Option 2 — Soft White Print-friendly
#F8F6F1
#B0BFB0
#60735F
#8C1C03
Light · Soft White
Notes A barely-warm white. Reads as quality paper, not creamy. Risk: very close to creamy territory, may still trigger the reaction. Worth testing in person before committing.
Option 3 — Pale Stone Neutral natural
#ECE8E1
#B0BFB0
#60735F
#8C1C03
Light · Pale Stone
Notes Grey-beige neutral.

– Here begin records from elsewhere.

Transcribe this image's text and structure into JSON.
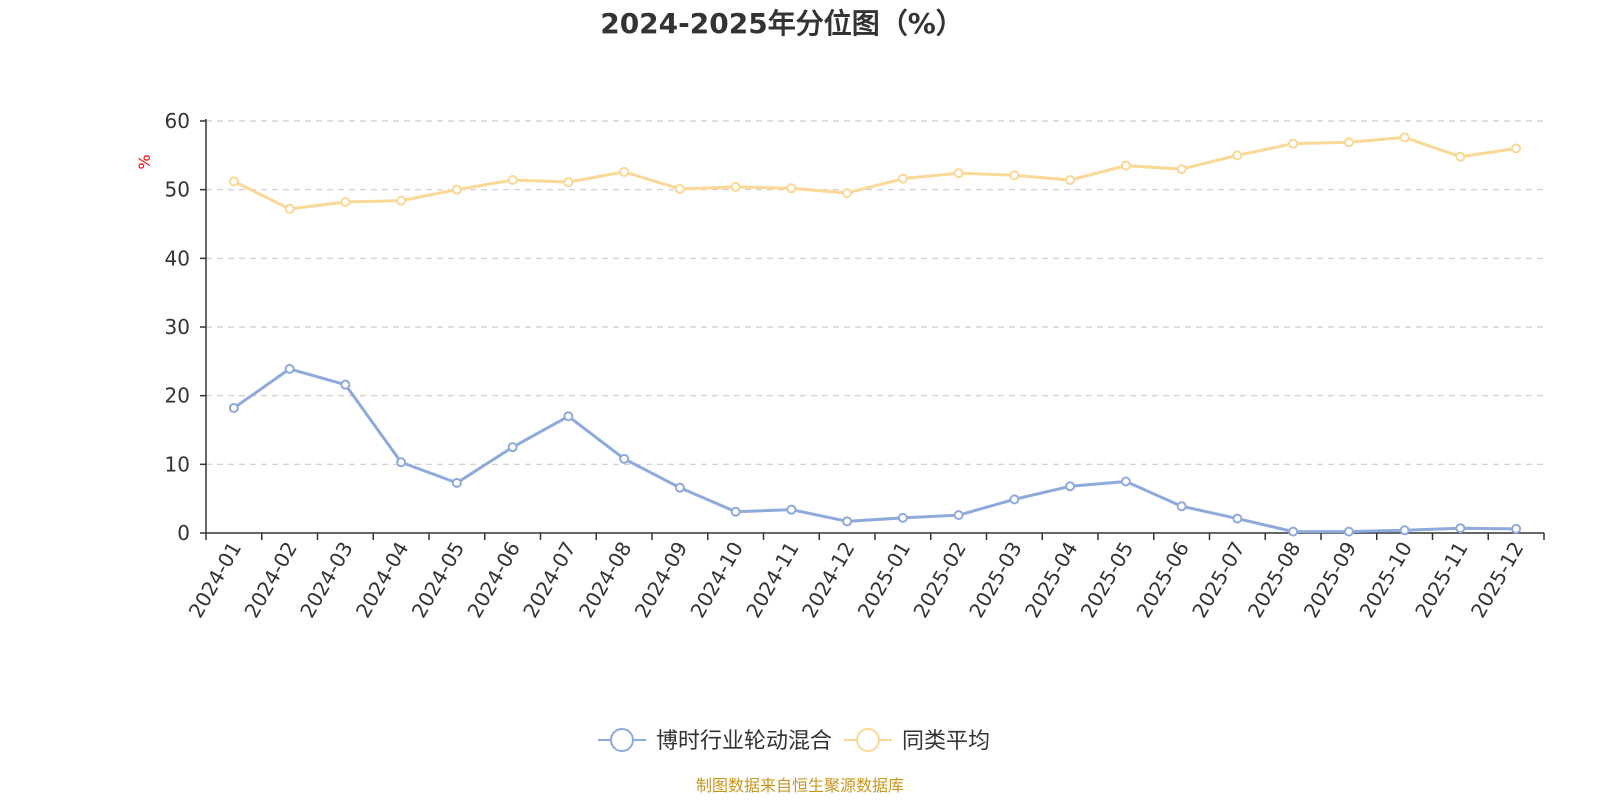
{
  "chart_data": {
    "type": "line",
    "title": "2024-2025年分位图（%）",
    "ylabel": "%",
    "xlabel": "",
    "ylim": [
      0,
      60
    ],
    "yticks": [
      0,
      10,
      20,
      30,
      40,
      50,
      60
    ],
    "grid": true,
    "legend_position": "bottom-center",
    "categories": [
      "2024-01",
      "2024-02",
      "2024-03",
      "2024-04",
      "2024-05",
      "2024-06",
      "2024-07",
      "2024-08",
      "2024-09",
      "2024-10",
      "2024-11",
      "2024-12",
      "2025-01",
      "2025-02",
      "2025-03",
      "2025-04",
      "2025-05",
      "2025-06",
      "2025-07",
      "2025-08",
      "2025-09",
      "2025-10",
      "2025-11",
      "2025-12"
    ],
    "series": [
      {
        "name": "博时行业轮动混合",
        "color": "#8eaadb",
        "values": [
          18.2,
          23.9,
          21.6,
          10.3,
          7.3,
          12.5,
          17.0,
          10.8,
          6.6,
          3.1,
          3.4,
          1.7,
          2.2,
          2.6,
          4.9,
          6.8,
          7.5,
          3.9,
          2.1,
          0.2,
          0.2,
          0.4,
          0.7,
          0.6
        ]
      },
      {
        "name": "同类平均",
        "color": "#fad895",
        "values": [
          51.2,
          47.2,
          48.2,
          48.4,
          50.0,
          51.4,
          51.1,
          52.6,
          50.1,
          50.4,
          50.2,
          49.5,
          51.6,
          52.4,
          52.1,
          51.4,
          53.5,
          53.0,
          55.0,
          56.7,
          56.9,
          57.6,
          54.8,
          56.0
        ]
      }
    ],
    "source": "制图数据来自恒生聚源数据库",
    "source_color": "#c8961e",
    "axis_label_color": "#ff0000"
  }
}
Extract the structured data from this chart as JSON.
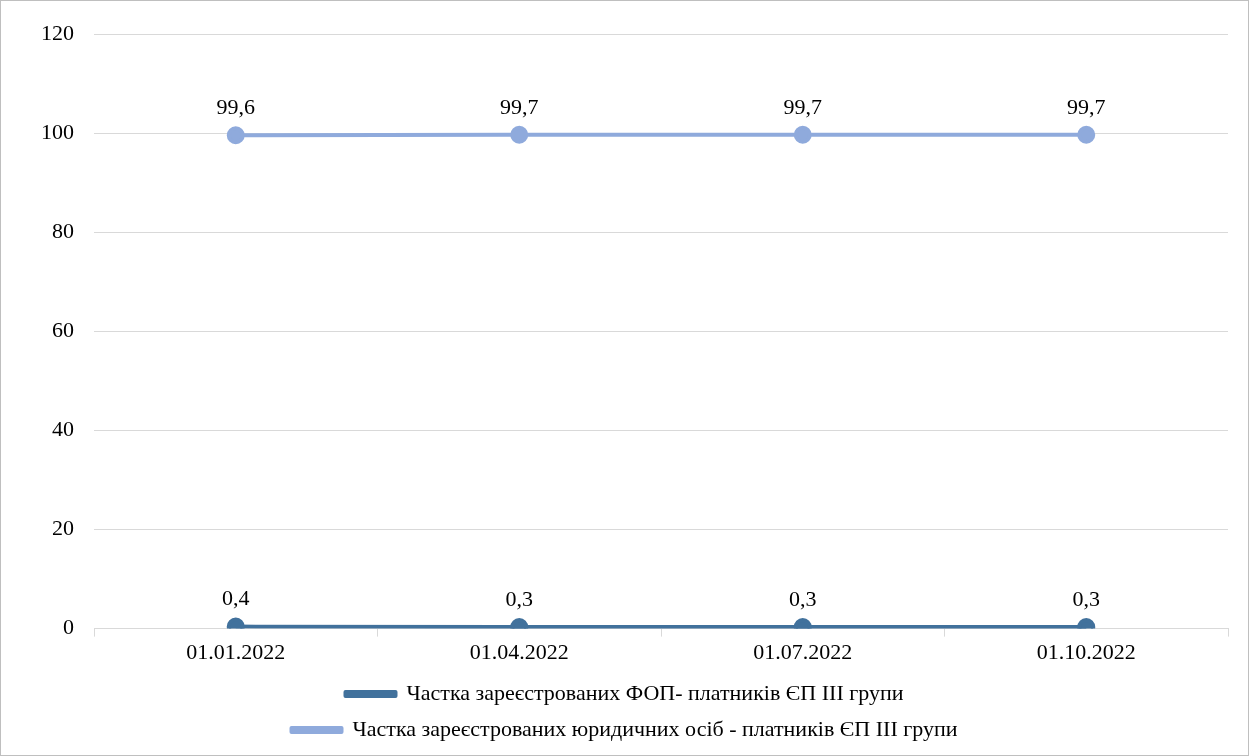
{
  "chart_data": {
    "type": "line",
    "categories": [
      "01.01.2022",
      "01.04.2022",
      "01.07.2022",
      "01.10.2022"
    ],
    "series": [
      {
        "name": "Частка зареєстрованих ФОП- платників ЄП ІІІ групи",
        "color": "#41719c",
        "values": [
          0.4,
          0.3,
          0.3,
          0.3
        ],
        "value_labels": [
          "0,4",
          "0,3",
          "0,3",
          "0,3"
        ]
      },
      {
        "name": "Частка зареєстрованих юридичних осіб - платників ЄП ІІІ групи",
        "color": "#8faadc",
        "values": [
          99.6,
          99.7,
          99.7,
          99.7
        ],
        "value_labels": [
          "99,6",
          "99,7",
          "99,7",
          "99,7"
        ]
      }
    ],
    "ylim": [
      0,
      120
    ],
    "yticks": [
      0,
      20,
      40,
      60,
      80,
      100,
      120
    ],
    "grid": "y",
    "legend": "bottom",
    "marker": "circle",
    "line_style": "solid"
  }
}
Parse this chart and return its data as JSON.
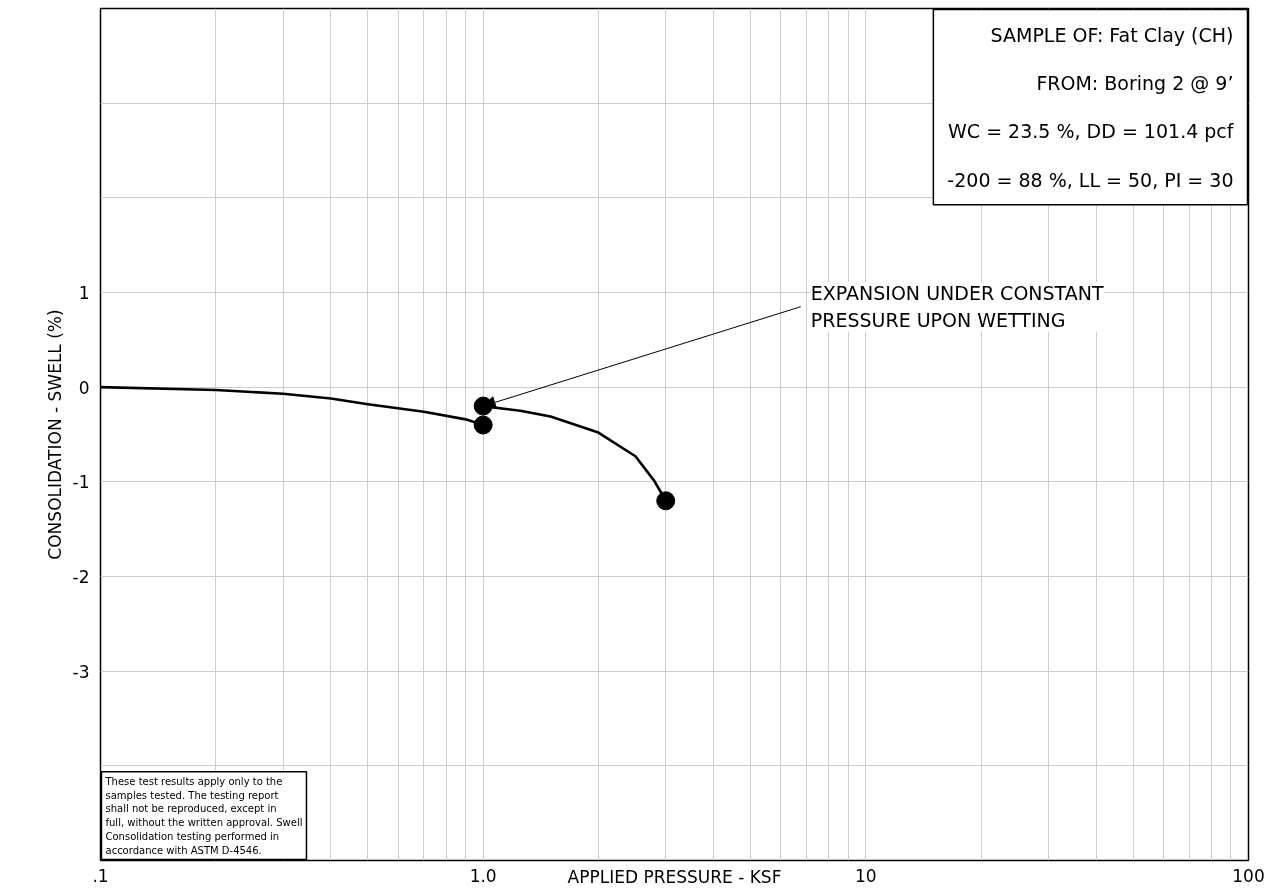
{
  "chart_data": {
    "type": "line",
    "xlabel": "APPLIED PRESSURE - KSF",
    "ylabel": "CONSOLIDATION - SWELL (%)",
    "log": "x",
    "grid": true,
    "xlim": [
      0.1,
      100
    ],
    "ylim": [
      -5,
      4
    ],
    "xticks": [
      {
        "value": 0.1,
        "label": ".1"
      },
      {
        "value": 0.2,
        "label": null
      },
      {
        "value": 0.3,
        "label": null
      },
      {
        "value": 0.4,
        "label": null
      },
      {
        "value": 0.5,
        "label": null
      },
      {
        "value": 0.6,
        "label": null
      },
      {
        "value": 0.7,
        "label": null
      },
      {
        "value": 0.8,
        "label": null
      },
      {
        "value": 0.9,
        "label": null
      },
      {
        "value": 1,
        "label": "1.0"
      },
      {
        "value": 2,
        "label": null
      },
      {
        "value": 3,
        "label": null
      },
      {
        "value": 4,
        "label": null
      },
      {
        "value": 5,
        "label": null
      },
      {
        "value": 6,
        "label": null
      },
      {
        "value": 7,
        "label": null
      },
      {
        "value": 8,
        "label": null
      },
      {
        "value": 9,
        "label": null
      },
      10,
      {
        "value": 20,
        "label": null
      },
      {
        "value": 30,
        "label": null
      },
      {
        "value": 40,
        "label": null
      },
      {
        "value": 50,
        "label": null
      },
      {
        "value": 60,
        "label": null
      },
      {
        "value": 70,
        "label": null
      },
      {
        "value": 80,
        "label": null
      },
      {
        "value": 90,
        "label": null
      },
      100
    ],
    "yticks": [
      {
        "value": -5,
        "label": null
      },
      {
        "value": -4,
        "label": null
      },
      -3,
      -2,
      -1,
      0,
      1,
      {
        "value": 2,
        "label": null
      },
      {
        "value": 3,
        "label": null
      },
      {
        "value": 4,
        "label": null
      }
    ],
    "series": [
      {
        "color": "#000000",
        "marker": "none",
        "x": [
          0.1,
          0.2,
          0.3,
          0.4,
          0.5,
          0.7,
          0.9,
          1.0
        ],
        "values": [
          0,
          -0.03,
          -0.07,
          -0.12,
          -0.18,
          -0.26,
          -0.34,
          -0.4
        ]
      },
      {
        "color": "#000000",
        "marker": "none",
        "x": [
          1.0,
          1.25,
          1.5,
          2,
          2.5,
          2.8,
          3.0
        ],
        "values": [
          -0.2,
          -0.25,
          -0.31,
          -0.48,
          -0.73,
          -0.99,
          -1.2
        ]
      },
      {
        "type": "scatter",
        "color": "#000000",
        "marker": "circle",
        "x": [
          1.0,
          1.0,
          3.0
        ],
        "values": [
          -0.4,
          -0.2,
          -1.2
        ]
      }
    ],
    "annotations": [
      "SAMPLE OF: Fat Clay (CH)\nFROM: Boring 2 @ 9’\nWC = 23.5 %, DD = 101.4 pcf\n-200 = 88 %, LL = 50, PI = 30",
      {
        "text": "EXPANSION UNDER CONSTANT\nPRESSURE UPON WETTING",
        "x": 1.0,
        "y": -0.2
      },
      "These test results apply only to the\nsamples tested. The testing report\nshall not be reproduced, except in\nfull, without the written approval. Swell\nConsolidation testing performed in\naccordance with ASTM D-4546."
    ]
  }
}
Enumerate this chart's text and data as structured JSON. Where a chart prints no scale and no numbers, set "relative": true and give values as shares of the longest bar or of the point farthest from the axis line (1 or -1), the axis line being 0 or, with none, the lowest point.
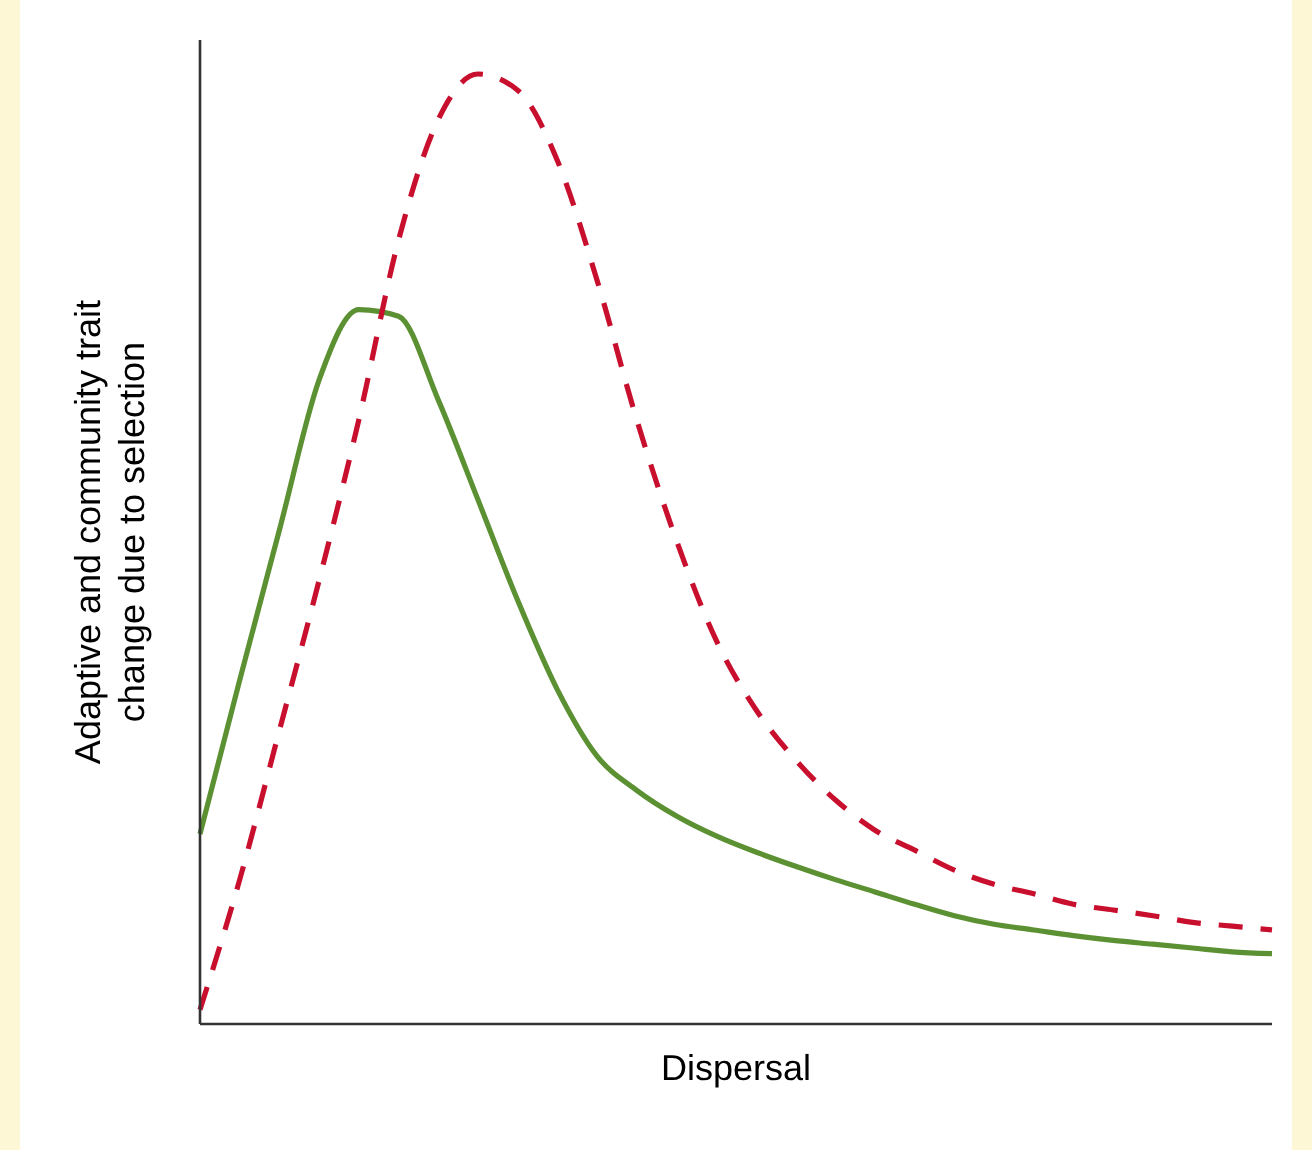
{
  "chart_data": {
    "type": "line",
    "relative": true,
    "xlabel": "Dispersal",
    "ylabel": "Adaptive and community trait\nchange due to selection",
    "categories": [
      null,
      null,
      null,
      null,
      null,
      null,
      null,
      null,
      null,
      null,
      null,
      null,
      null,
      null,
      null,
      null,
      null,
      null,
      null,
      null,
      null,
      null,
      null,
      null,
      null,
      null,
      null,
      null
    ],
    "series": [
      {
        "color": "#5b9132",
        "line_style": "solid",
        "values": [
          0.2,
          0.362,
          0.52,
          0.678,
          0.752,
          0.745,
          0.657,
          0.552,
          0.446,
          0.352,
          0.282,
          0.246,
          0.219,
          0.198,
          0.181,
          0.166,
          0.152,
          0.139,
          0.126,
          0.114,
          0.105,
          0.099,
          0.093,
          0.088,
          0.084,
          0.08,
          0.076,
          0.074
        ]
      },
      {
        "color": "#c8102e",
        "line_style": "dashed",
        "values": [
          0.015,
          0.152,
          0.309,
          0.467,
          0.636,
          0.825,
          0.952,
          1,
          0.983,
          0.909,
          0.783,
          0.636,
          0.509,
          0.404,
          0.331,
          0.278,
          0.236,
          0.204,
          0.183,
          0.162,
          0.147,
          0.137,
          0.126,
          0.12,
          0.114,
          0.107,
          0.103,
          0.099
        ]
      }
    ]
  }
}
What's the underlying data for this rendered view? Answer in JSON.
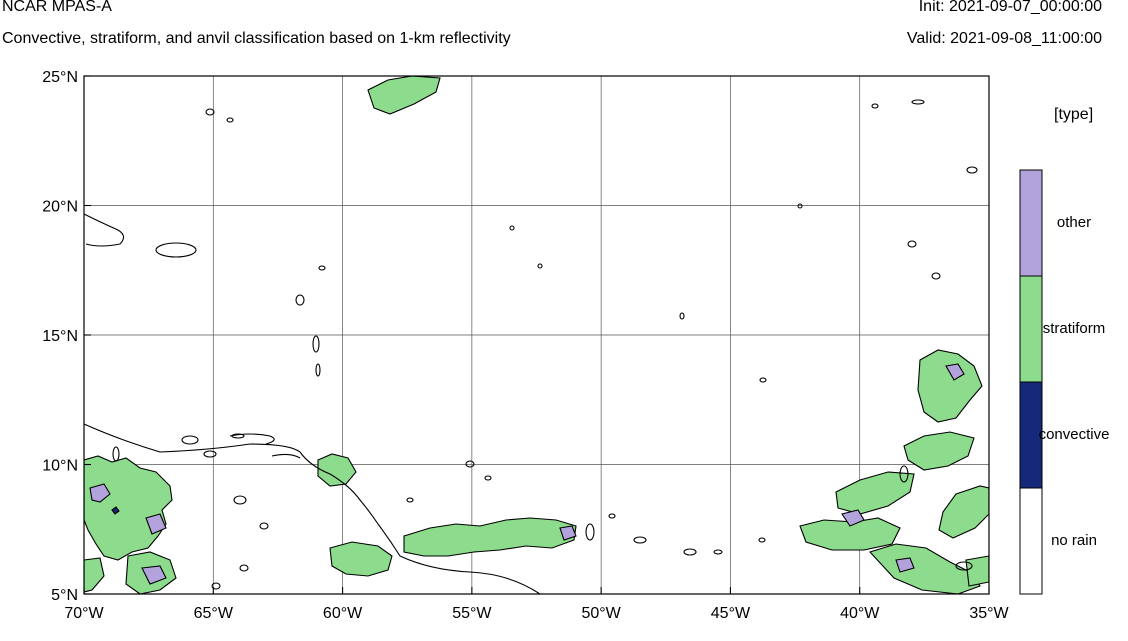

Reads as weathered limewash, natural linen, old plaster. Period feel without yellow undertones. Risk: still could read as warm if she is strict about it.
Option 4 — Sage-Tinted Off-White ★ Recommended
#EDEEE9
#B0BFB0
#60735F
#8C1C03
Light · Sage-Tinted Off-White
Notes Whisper of green tying back to the sage. Reads as white to most people but unifies the palette. Cool enough to avoid the creamy reaction, soft enough to feel natural and inviting. Best balance of warmth and discipline.
Option 5 — Cool Dove Grey Architectural
#E2E2DD
#B0BFB0
#60735F
#8C1C03
Light · Cool Dove Grey
Notes Soft grey background. Lets the sage and oxblood pop. More architectural and considered. Risk: pushes the brand cooler and more contemporary, away from the warm farmhouse feel of the rest of the work.

Recommendation

Option 4 (#EDEEE9) as the primary light tone, paired with pure white (#FFFFFF) as a secondary snap colour for tight applications and reverse type.

Two-tone whites give flexibility: the soft sage-tinted white for large background fields, the pure white for type reverses and crisp detail. The slight green undertone in #EDEEE9 ties everything together without reading as creamy.